In the combustion reaction of methane, the ${\rm{C}{=}\rm{O}}$ and ${\rm{O}{-}\rm{H}}$ bonds are formed, so the bond enthalpies are negative.

In order to calculate the change in enthalpy for the combustion of methane, the sum of enthalpies for bonds formed is subtracted from the sum of enthalpies for broken bonds.

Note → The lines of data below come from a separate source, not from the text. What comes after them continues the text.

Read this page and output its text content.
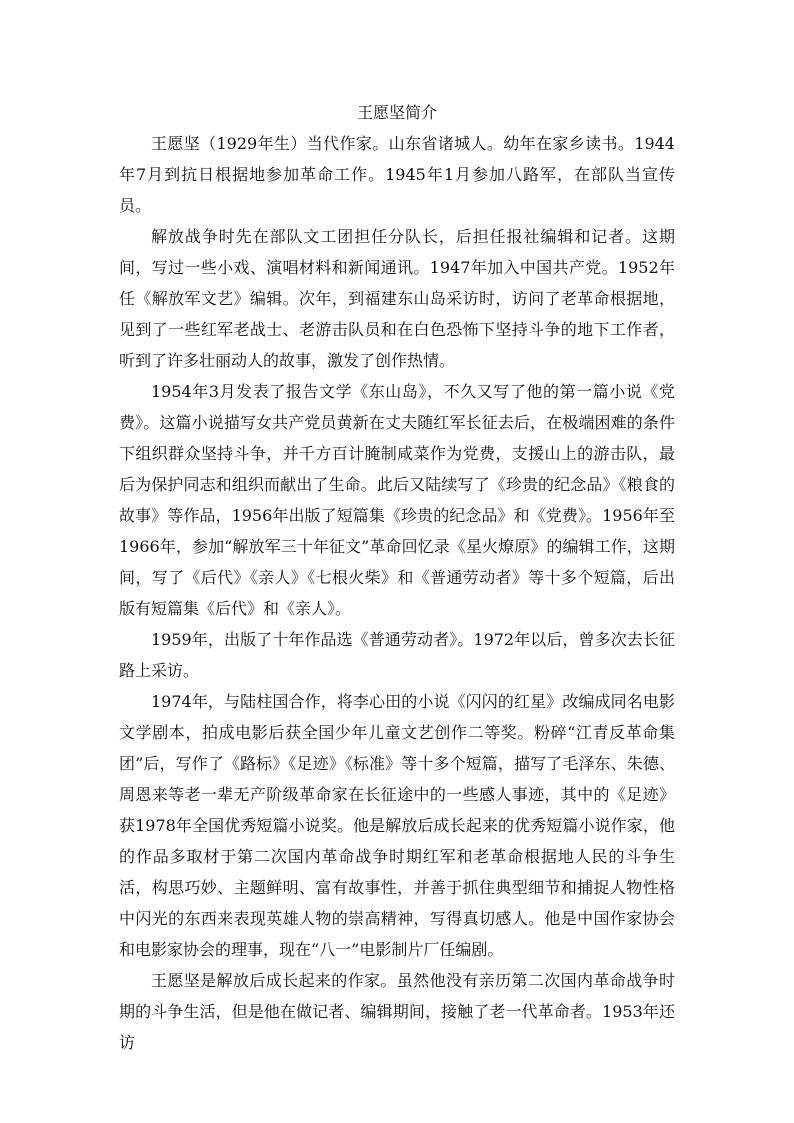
王愿坚简介

王愿坚（1929年生）当代作家。山东省诸城人。幼年在家乡读书。1944年7月到抗日根据地参加革命工作。1945年1月参加八路军，在部队当宣传员。

解放战争时先在部队文工团担任分队长，后担任报社编辑和记者。这期间，写过一些小戏、演唱材料和新闻通讯。1947年加入中国共产党。1952年任《解放军文艺》编辑。次年，到福建东山岛采访时，访问了老革命根据地，见到了一些红军老战士、老游击队员和在白色恐怖下坚持斗争的地下工作者，听到了许多壮丽动人的故事，激发了创作热情。

1954年3月发表了报告文学《东山岛》，不久又写了他的第一篇小说《党费》。这篇小说描写女共产党员黄新在丈夫随红军长征去后，在极端困难的条件下组织群众坚持斗争，并千方百计腌制咸菜作为党费，支援山上的游击队，最后为保护同志和组织而献出了生命。此后又陆续写了《珍贵的纪念品》《粮食的故事》等作品，1956年出版了短篇集《珍贵的纪念品》和《党费》。1956年至1966年，参加“解放军三十年征文”革命回忆录《星火燎原》的编辑工作，这期间，写了《后代》《亲人》《七根火柴》和《普通劳动者》等十多个短篇，后出版有短篇集《后代》和《亲人》。

1959年，出版了十年作品选《普通劳动者》。1972年以后，曾多次去长征路上采访。

1974年，与陆柱国合作，将李心田的小说《闪闪的红星》改编成同名电影文学剧本，拍成电影后获全国少年儿童文艺创作二等奖。粉碎“江青反革命集团”后，写作了《路标》《足迹》《标准》等十多个短篇，描写了毛泽东、朱德、周恩来等老一辈无产阶级革命家在长征途中的一些感人事迹，其中的《足迹》获1978年全国优秀短篇小说奖。他是解放后成长起来的优秀短篇小说作家，他的作品多取材于第二次国内革命战争时期红军和老革命根据地人民的斗争生活，构思巧妙、主题鲜明、富有故事性，并善于抓住典型细节和捕捉人物性格中闪光的东西来表现英雄人物的崇高精神，写得真切感人。他是中国作家协会和电影家协会的理事，现在“八一”电影制片厂任编剧。

王愿坚是解放后成长起来的作家。虽然他没有亲历第二次国内革命战争时期的斗争生活，但是他在做记者、编辑期间，接触了老一代革命者。1953年还访
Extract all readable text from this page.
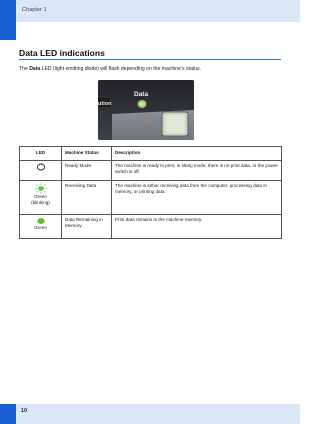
Chapter 1
Data LED indications
The Data LED (light emitting diode) will flash depending on the machine’s status.
ution
Data
LED	Machine Status	Description

	Ready Mode	The machine is ready to print, in sleep mode, there is no print data, or the power switch is off.

Green
(blinking)	Receiving Data	The machine is either receiving data from the computer, processing data in memory, or printing data.

Green	Data Remaining in Memory	Print data remains in the machine memory.
10
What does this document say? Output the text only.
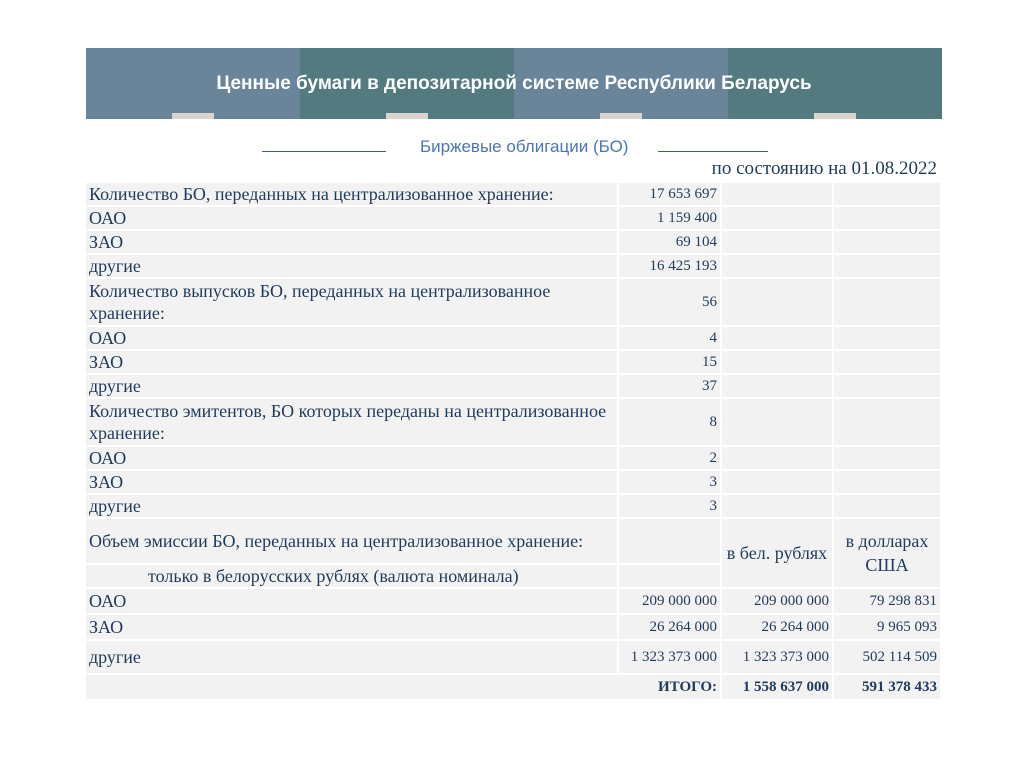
Ценные бумаги в депозитарной системе Республики Беларусь
Биржевые облигации (БО)
по состоянию на 01.08.2022
Количество БО, переданных на централизованное хранение:	17 653 697		
ОАО	1 159 400		
ЗАО	69 104		
другие	16 425 193		
Количество выпусков БО, переданных на централизованное хранение:	56		
ОАО	4		
ЗАО	15		
другие	37		
Количество эмитентов, БО которых переданы на централизованное хранение:	8		
ОАО	2		
ЗАО	3		
другие	3		
Объем эмиссии БО, переданных на централизованное хранение:		в бел. рублях	в долларах США
только в белорусских рублях (валюта номинала)			
ОАО	209 000 000	209 000 000	79 298 831
ЗАО	26 264 000	26 264 000	9 965 093
другие	1 323 373 000	1 323 373 000	502 114 509
ИТОГО:		1 558 637 000	591 378 433
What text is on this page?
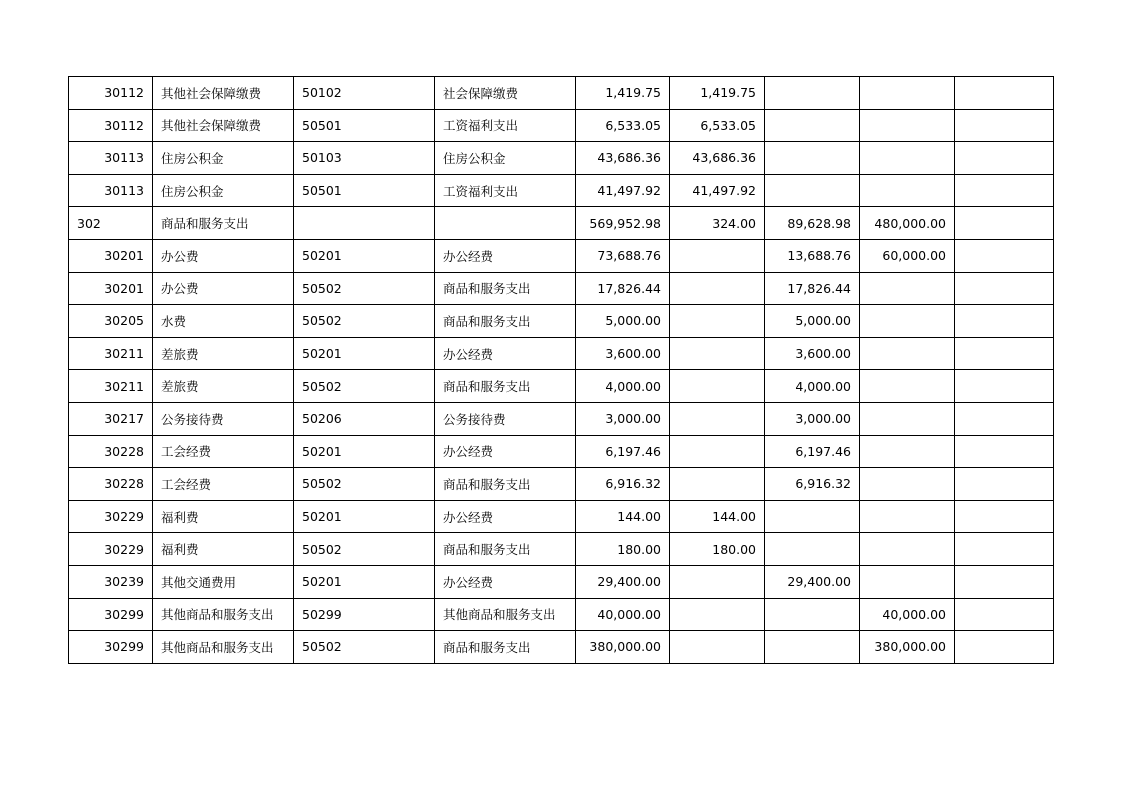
30112	其他社会保障缴费	50102	社会保障缴费	1,419.75	1,419.75			
30112	其他社会保障缴费	50501	工资福利支出	6,533.05	6,533.05			
30113	住房公积金	50103	住房公积金	43,686.36	43,686.36			
30113	住房公积金	50501	工资福利支出	41,497.92	41,497.92			
302	商品和服务支出			569,952.98	324.00	89,628.98	480,000.00	
30201	办公费	50201	办公经费	73,688.76		13,688.76	60,000.00	
30201	办公费	50502	商品和服务支出	17,826.44		17,826.44		
30205	水费	50502	商品和服务支出	5,000.00		5,000.00		
30211	差旅费	50201	办公经费	3,600.00		3,600.00		
30211	差旅费	50502	商品和服务支出	4,000.00		4,000.00		
30217	公务接待费	50206	公务接待费	3,000.00		3,000.00		
30228	工会经费	50201	办公经费	6,197.46		6,197.46		
30228	工会经费	50502	商品和服务支出	6,916.32		6,916.32		
30229	福利费	50201	办公经费	144.00	144.00			
30229	福利费	50502	商品和服务支出	180.00	180.00			
30239	其他交通费用	50201	办公经费	29,400.00		29,400.00		
30299	其他商品和服务支出	50299	其他商品和服务支出	40,000.00			40,000.00	
30299	其他商品和服务支出	50502	商品和服务支出	380,000.00			380,000.00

\begin{aligned}\Delta H&=\text{Sum of enthalpies for broken bonds}-\text{Sum of enthalpies for bonds formed}\\&=\left[(4)\Delta {H_{\rm{C-H\;bond}}}+(2)\Delta {H_{\rm{O=O\;bond}}}\right]-\left[(2)\Delta {H_{\rm{C=O\;bond}}}+(4)\Delta {H_{\rm {O-H\;bond}}}\right]\\&=\left[(4)(413\;{\rm{kJ}}/{\rm{mol}})+(2)(495\;{\rm{kJ}}/{\rm{mol}})\right]-\left[(2)(799\;{\rm{kJ}}/{\rm{mol}})+(4)(463\;{\rm{kJ}}/{\rm{mol}})\right]\\&=-808\;{\rm{kJ}}/{\rm{mol}}\end{aligned}
Note that a simplified version of this calculation would be to add all the bond enthalpies. For example:
\begin{aligned}\Delta H&=\left[(4)(+413\;{\rm{kJ}}/{\rm{mol}})\right]+\left[(2)(+495\;{\rm{kJ}}/{\rm{mol}})\right]+\left[(2)(-799\;{\rm{kJ}}/{\rm{mol}})\right]+\left[(4)(-463\;{\rm{kJ}}/{\rm{mol}})\right]\\&=-808\;{\rm{kJ}}/{\rm{mol}}\end{aligned}
Experimental measurements find $\Delta H$ for combustion of methane as –802.3 kJ/mol. There is a difference of about 6 kJ/mol. There will always be a difference between the real values and estimates based on bond enthalpies because bond enthalpies use average values.